Il y a de ça vingt-et-un ans, Jenny respire pour la première fois dans une petite ville d'Ecosse. Cette ville qui l’a vu s’épanouir et vivre ses plus beaux moments. Elle grandit entourée de parents aimants et de quelques bons amis. Le père était pêcheur, la mère secrétaire dans une société financière. Ils vivaient modestement mais leur richesse à eux, c’était leur propre famille. Jenny, elle était passionnée de danse écossaise et de danse classique. Elle avait probablement un avenir là-dedans. Mais un matin, le père ne rentra pas de pêche. Il ne rentra pas les jours d’après. Après deux mois d'espoir, le reste de la famille a dû faire le deuil sans le corps. Progressivement, la mère arriva à continuer sa vie, tombant amoureuse de son patron en se justifiant auprès de sa fille : « C’est ce que ton père aurait voulu. Il aurait voulu qu’on continue à vivre pour lui. » Pour Jenny, le temps s’était arrêté malgré elle. Elle ne comprenait pas pourquoi le monde continuait à tourner sans son père. Jenny fut pendant un long moment coincée dans un passé qui repassait en boucle, un passé où son père était encore vivant. Elle avait des amis qui l'on aidé à sortir la tête de l'eau.
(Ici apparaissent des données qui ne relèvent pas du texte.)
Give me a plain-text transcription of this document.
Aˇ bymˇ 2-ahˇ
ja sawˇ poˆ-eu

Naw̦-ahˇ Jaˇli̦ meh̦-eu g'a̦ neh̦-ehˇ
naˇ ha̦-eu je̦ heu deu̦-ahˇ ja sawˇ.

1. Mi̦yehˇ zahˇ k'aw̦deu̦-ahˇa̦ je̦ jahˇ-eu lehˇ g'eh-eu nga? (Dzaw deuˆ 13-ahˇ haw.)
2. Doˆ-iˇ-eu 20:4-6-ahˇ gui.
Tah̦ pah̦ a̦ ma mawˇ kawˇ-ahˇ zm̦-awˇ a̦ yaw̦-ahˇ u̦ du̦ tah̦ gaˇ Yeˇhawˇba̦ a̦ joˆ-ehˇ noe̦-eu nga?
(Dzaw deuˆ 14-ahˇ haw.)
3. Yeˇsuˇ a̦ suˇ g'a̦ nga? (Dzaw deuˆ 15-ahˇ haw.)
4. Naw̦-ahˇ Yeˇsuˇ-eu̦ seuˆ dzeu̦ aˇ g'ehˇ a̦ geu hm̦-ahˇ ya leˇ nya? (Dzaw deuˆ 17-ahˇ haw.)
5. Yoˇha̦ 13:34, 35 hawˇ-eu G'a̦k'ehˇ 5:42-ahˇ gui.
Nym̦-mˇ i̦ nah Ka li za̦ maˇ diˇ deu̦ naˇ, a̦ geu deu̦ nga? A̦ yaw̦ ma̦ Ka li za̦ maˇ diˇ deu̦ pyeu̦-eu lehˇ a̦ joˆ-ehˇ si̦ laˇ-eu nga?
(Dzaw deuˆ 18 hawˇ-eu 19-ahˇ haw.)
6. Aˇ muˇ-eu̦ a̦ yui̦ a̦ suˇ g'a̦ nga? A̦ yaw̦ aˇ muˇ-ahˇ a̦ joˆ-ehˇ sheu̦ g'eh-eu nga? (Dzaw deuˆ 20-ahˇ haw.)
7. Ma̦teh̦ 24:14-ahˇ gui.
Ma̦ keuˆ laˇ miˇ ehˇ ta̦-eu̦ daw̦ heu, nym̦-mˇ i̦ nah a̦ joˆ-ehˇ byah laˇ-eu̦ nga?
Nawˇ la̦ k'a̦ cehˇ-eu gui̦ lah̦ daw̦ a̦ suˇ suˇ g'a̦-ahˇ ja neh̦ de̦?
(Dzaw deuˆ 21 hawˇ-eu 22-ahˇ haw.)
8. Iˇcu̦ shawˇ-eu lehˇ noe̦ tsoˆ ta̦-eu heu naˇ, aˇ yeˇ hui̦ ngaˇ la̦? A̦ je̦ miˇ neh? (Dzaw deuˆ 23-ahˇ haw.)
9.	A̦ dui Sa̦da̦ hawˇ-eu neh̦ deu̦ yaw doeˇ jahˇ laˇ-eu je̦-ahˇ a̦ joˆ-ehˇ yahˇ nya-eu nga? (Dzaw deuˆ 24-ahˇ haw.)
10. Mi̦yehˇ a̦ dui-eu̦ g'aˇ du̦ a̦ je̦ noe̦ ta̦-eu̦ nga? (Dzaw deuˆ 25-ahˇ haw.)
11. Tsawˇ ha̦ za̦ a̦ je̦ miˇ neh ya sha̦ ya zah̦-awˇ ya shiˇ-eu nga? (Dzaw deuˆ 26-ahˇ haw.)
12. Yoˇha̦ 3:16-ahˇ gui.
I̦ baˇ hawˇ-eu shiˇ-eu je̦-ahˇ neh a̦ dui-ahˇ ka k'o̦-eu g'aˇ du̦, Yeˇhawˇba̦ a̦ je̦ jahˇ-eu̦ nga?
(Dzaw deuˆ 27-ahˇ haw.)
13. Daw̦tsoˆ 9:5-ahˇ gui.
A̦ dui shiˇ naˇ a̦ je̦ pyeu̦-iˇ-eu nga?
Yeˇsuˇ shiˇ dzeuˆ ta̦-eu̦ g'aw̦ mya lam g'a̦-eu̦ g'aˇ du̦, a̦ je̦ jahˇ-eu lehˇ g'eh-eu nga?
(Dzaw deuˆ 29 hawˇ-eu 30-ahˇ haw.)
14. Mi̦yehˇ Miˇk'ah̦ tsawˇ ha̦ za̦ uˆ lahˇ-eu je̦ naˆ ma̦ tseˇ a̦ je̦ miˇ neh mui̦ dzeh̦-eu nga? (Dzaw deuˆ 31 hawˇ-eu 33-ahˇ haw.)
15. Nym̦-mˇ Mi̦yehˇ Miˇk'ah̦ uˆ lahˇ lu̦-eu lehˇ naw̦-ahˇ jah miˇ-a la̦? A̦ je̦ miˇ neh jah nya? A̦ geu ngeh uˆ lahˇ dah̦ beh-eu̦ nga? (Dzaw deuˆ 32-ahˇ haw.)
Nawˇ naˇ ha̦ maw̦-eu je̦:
Ils commençaient tout juste a y arriver mais elle se fit emporter par sa 'nouvelle famille' pour quitter le pays. Puis, les années passèrent, sa mère avait enfanté de deux faux-jumeaux sous le nom de Clarck, le nom de son beau-père. Ce même homme qui la força à faire des études de droits pour devenir son avocate, soutenu par la mère qui semblait tout a fait ignorer les diverses activités douteuses de son nouveau mari. Pourtant, il fut un temps où cette dernière savait très bien que danser était la raison de vivre de sa première fille, que le paysage d’Ecosse coulait dans ses veines. Mais non, ils ont préféré vivre leur vie sans non plus prendre en compte celle de Jenny, celle qui appartenait de moins en moins à la famille. Elle avait tenté de se construire une nouvelle vie dans ce nouveau pays mais il fallait croire que les mauvaises pensées attiraient les mauvaises personnes... Elle se laissa donc vivre comme de l'eau glissante, trouvant un échappatoire où que ce soit, que l'issue soit bonne ou non... Jusqu'à ce que l'eau s'évapore par mégarde.